Dayan - Não acredito que a época de ouro tenha chegado, nem mesmo a de prata. As coisas ainda se conseguem de favor e não por direito. As mulheres não estão conscientes de sua igualdade, e precisam aprender ainda a enfatizar sua diferença. Decisões militares, políticas e econômicas são definidas até pelas mulheres como "terreno dos homens".
Ciller - Acho que ainda estamos longe dessa época áurea, não importa em que lugar do mundo. Mas fizemos progressos quanto à igualdade entre os sexos, é indiscutível. As mulheres na política dão exemplo a outras mulheres.

Como avalia a situação da mulher no seu país?
Allende - As mulheres chilenas são excepcionalmente fortes, organizadas e perseverantes, mas as leis, a cultura e a religião não as ajudam muito. É um dos poucos países do mundo onde não existe o divórcio. As mulheres são muito ativas na política, mas têm uma presença insignificante no governo. Quase todas trabalham, mas raras em postos de direção. Poderia dar muitos exemplos como esses. Têm a vantagem de o Chile ser um país com um alto nível de educação e muito politizado, de modo que se podem esperar mudanças em um período relativamente curto.
Dayan - A situação das mulheres em Israel é parecida com a das norte-americanas e européias, um pouco pior que a das escandinavas e melhor que a das mulheres do mundo em desenvolvimento. O problema em Israel é que começamos de um ponto alto –antes da independência e nos primeiros anos do Estado– e então veio a regressão. O declínio da posição da mulher em Israel é influenciada principalmente pelas prioridades e as "vacas sagradas" do país. Segurança, religião e países patriarcais de onde é originária a maioria da população.
Ciller - De um modo geral, eu diria que não há muita diferença entre a situação das mulheres turcas e das ocidentais. Entretanto, poderia ser melhor. No plano jurídico, não há problema. É nos domínios da educação e do trabalho que deveríamos progredir agora. O desenvolvimento do setor de serviços na Turquia criou novos empregos interessantes. A política também é um domínio que interessa muito as mulheres. Elas deveriam ser mais presentes no Parlamento.

Quais foram os principais obstáculos que teve que ultrapassar para conseguir o sucesso?
Allende - Antes de tudo, tive que criar meus filhos e manter uma família. Não pude me dedicar à literatura até os 40 anos, quando meus filhos já estavam crescidos. Tive também que vencer minha própria insegurança e os preconceitos intelectuais e culturais. Custou muito para que me levassem a sério. Mas não posso reclamar, até que me saí bem.
Dayan - Os homens vão manter grandes obstáculos para assegurar sua posição. Talvez depois que tenhamos paz, o poder da religião diminua e uma nova geração livre das tradições de seus países de origem possa se comportar de outra maneira.
Ciller - Por mais estranho que possa parecer, eu não tive realmente nenhum obstáculo para ultrapassar. É um dos aspectos mais interessantes da Turquia moderna: as pessoas são julgadas por sua qualidade pessoal e não por seu sexo. Quanto a isso, os turcos são abertos e imparciais.

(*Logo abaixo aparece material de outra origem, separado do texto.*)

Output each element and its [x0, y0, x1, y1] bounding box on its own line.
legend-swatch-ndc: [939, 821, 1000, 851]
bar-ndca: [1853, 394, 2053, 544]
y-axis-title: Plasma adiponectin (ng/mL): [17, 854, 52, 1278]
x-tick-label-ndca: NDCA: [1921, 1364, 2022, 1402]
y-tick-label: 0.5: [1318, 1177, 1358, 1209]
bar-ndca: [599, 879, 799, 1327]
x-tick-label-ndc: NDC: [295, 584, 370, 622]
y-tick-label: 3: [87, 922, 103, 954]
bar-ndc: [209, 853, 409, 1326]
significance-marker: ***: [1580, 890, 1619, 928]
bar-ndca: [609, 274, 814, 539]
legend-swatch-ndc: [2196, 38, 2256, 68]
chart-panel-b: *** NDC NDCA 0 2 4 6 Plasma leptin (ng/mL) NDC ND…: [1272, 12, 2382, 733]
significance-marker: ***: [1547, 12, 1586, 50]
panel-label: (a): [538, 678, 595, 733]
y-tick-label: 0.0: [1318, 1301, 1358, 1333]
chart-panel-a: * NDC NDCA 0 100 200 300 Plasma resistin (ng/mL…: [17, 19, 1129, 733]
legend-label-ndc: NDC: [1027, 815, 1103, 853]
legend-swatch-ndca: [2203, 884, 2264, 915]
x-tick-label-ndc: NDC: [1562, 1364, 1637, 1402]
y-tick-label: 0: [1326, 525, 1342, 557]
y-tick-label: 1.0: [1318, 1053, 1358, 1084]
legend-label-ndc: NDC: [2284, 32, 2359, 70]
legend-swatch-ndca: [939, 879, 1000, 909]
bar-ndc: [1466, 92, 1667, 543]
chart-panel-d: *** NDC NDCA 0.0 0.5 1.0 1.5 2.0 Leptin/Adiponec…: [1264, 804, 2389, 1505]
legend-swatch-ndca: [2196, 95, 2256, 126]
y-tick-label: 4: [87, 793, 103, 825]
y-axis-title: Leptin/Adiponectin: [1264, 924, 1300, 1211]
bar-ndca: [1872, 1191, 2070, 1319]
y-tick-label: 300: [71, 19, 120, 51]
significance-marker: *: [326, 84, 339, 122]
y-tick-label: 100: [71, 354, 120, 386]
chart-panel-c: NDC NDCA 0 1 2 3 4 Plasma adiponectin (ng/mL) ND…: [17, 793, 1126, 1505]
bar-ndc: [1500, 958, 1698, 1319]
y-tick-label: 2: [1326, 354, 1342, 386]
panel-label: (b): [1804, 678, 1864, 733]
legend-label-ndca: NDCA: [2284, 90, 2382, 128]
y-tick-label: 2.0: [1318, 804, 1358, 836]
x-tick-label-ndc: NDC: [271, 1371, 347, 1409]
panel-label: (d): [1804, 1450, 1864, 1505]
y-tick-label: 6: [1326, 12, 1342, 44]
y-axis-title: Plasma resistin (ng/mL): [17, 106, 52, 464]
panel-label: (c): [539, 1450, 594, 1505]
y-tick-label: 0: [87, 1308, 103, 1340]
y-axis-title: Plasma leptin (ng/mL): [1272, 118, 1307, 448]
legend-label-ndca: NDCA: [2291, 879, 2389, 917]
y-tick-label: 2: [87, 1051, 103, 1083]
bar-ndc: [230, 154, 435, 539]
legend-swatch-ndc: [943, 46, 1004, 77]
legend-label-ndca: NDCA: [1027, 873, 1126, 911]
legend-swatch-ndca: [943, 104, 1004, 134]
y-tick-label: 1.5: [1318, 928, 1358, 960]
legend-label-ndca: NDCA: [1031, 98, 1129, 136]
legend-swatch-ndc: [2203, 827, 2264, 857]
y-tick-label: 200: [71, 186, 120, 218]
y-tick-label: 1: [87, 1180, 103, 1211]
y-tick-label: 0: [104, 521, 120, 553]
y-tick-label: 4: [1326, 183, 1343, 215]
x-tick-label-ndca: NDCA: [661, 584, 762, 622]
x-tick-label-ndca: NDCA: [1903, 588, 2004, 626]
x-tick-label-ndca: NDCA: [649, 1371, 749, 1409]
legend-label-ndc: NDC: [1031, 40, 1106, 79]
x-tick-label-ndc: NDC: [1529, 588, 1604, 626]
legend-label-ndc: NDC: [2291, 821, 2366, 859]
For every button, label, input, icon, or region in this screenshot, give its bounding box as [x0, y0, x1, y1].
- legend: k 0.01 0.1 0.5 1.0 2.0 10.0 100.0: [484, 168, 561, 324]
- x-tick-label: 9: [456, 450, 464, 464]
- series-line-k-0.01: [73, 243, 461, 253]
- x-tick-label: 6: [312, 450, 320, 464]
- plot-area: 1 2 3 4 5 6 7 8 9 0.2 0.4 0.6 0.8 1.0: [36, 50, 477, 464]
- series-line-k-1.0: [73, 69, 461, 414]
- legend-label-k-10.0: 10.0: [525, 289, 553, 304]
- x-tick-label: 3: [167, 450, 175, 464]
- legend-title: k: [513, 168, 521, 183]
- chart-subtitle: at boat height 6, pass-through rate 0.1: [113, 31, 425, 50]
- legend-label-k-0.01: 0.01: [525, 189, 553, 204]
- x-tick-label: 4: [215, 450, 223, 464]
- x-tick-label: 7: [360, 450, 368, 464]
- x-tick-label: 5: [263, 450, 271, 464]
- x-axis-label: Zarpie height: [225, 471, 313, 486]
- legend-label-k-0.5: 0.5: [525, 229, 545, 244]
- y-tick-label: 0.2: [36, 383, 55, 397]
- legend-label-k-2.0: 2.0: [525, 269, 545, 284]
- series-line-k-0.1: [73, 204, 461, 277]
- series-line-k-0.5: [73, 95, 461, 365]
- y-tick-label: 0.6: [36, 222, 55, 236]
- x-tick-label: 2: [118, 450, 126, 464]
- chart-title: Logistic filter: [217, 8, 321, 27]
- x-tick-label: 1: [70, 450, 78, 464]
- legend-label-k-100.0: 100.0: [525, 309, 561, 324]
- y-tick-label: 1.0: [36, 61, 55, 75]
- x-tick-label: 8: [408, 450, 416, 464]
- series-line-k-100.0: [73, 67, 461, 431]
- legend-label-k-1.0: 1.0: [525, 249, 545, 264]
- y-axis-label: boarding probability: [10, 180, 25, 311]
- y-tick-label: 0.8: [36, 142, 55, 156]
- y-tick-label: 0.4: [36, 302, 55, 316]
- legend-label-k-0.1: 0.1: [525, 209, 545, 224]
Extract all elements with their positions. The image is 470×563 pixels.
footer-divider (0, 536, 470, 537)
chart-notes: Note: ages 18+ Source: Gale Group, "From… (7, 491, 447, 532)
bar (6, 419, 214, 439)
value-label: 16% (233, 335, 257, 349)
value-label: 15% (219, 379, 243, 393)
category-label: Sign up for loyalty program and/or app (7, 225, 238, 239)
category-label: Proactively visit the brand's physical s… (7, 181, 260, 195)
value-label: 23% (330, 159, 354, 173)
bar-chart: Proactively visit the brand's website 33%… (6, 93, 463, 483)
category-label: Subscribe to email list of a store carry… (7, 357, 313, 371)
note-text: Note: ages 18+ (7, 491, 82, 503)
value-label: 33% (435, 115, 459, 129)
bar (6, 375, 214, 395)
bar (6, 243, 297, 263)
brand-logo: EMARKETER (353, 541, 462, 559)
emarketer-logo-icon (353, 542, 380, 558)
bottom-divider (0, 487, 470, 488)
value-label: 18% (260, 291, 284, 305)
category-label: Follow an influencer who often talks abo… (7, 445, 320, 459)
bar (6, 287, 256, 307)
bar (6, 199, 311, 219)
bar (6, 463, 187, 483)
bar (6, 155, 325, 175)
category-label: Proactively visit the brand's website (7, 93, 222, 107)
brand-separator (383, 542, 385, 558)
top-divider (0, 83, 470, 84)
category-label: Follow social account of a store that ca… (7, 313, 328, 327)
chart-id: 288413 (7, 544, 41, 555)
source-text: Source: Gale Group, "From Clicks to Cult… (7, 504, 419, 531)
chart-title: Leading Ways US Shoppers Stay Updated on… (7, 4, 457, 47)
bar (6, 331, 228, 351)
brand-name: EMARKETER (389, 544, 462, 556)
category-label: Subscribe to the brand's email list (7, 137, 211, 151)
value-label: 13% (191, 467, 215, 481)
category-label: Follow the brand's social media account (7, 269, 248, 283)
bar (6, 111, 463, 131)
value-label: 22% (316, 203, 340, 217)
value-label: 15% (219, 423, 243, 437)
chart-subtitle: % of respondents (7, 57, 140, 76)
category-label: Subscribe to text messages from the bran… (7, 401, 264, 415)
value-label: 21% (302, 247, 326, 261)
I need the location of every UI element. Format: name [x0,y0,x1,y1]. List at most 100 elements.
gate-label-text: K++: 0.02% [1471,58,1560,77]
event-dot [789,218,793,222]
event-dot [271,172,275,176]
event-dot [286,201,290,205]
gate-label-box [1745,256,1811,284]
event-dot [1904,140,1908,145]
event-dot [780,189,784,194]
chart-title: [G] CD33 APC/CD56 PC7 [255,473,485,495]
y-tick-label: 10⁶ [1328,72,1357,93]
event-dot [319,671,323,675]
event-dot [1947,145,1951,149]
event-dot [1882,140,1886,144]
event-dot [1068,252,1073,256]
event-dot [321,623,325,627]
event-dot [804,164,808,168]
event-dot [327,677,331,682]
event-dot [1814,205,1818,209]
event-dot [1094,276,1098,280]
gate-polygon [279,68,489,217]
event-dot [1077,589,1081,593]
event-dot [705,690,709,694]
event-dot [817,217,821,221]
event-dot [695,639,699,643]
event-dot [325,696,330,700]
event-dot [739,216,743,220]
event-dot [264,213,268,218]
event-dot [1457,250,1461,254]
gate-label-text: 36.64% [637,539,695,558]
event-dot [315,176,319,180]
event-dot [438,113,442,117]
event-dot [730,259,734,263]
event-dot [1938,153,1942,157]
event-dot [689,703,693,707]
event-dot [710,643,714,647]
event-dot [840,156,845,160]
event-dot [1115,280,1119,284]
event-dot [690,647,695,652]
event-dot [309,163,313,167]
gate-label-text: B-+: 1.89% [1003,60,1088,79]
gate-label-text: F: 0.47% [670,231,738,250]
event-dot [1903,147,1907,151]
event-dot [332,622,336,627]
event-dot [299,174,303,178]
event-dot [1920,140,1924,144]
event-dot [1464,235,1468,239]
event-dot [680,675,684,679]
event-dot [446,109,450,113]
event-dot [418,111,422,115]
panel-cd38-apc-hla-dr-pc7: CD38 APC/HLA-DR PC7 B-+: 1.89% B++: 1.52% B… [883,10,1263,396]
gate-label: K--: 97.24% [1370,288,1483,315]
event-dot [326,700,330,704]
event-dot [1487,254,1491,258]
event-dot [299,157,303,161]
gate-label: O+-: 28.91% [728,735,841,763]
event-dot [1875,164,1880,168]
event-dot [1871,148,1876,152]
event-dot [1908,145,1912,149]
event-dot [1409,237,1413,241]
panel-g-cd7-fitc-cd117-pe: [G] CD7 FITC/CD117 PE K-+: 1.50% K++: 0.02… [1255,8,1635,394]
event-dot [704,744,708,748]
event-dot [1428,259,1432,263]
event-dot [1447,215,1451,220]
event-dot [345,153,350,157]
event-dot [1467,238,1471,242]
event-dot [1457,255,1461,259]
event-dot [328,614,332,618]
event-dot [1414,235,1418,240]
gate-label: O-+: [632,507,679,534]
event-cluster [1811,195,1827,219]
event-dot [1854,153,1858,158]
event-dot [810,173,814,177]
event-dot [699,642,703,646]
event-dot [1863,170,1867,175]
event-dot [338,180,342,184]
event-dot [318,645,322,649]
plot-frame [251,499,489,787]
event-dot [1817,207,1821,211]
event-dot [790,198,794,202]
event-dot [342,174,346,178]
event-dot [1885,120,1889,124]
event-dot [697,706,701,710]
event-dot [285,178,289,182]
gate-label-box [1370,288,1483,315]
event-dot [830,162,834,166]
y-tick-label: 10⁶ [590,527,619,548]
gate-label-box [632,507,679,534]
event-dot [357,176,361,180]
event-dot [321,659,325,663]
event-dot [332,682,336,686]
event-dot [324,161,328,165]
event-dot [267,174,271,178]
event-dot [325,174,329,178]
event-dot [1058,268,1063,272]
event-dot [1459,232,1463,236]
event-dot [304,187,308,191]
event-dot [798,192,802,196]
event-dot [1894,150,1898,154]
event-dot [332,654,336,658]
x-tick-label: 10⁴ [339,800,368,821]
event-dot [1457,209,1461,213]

Como descreveria seu papel em seu país?
Allende - Amo muito o Chile, é minha casa espiritual, o lugar onde se nutrem minhas pobres raízes. No momento não posso viver lá, mas cada vez que vou tento levar um sopro de ar fresco e irreverente, dar alegria e entusiasmo, principalmente para as mulheres.
Dayan - Não sou um "resultado" da luta feminista. O feminismo para mim faz parte da luta pelos direitos humanos. É por isso que não me falta autoconfiança. Não sou chorona e tenho orgulho de minha feminilidade. Adoro a cozinha e meu papel de mãe, e não tenho frustrações nesse sentido. Não consigo separar a luta por paz e igualdade de um outro povo da luta por igualdade da mulher.
Ciller - Enquanto primeira-ministra tenho uma missão a realizar. Consiste em ir mais longe na modernização do país, fazer nossos cidadãos mais prósperos e levar adiante o processo de democratização. Gostaria que a História se lembrasse de mim como aquela que fez a Turquia entrar no século 21 como um dos primeiros países do mundo.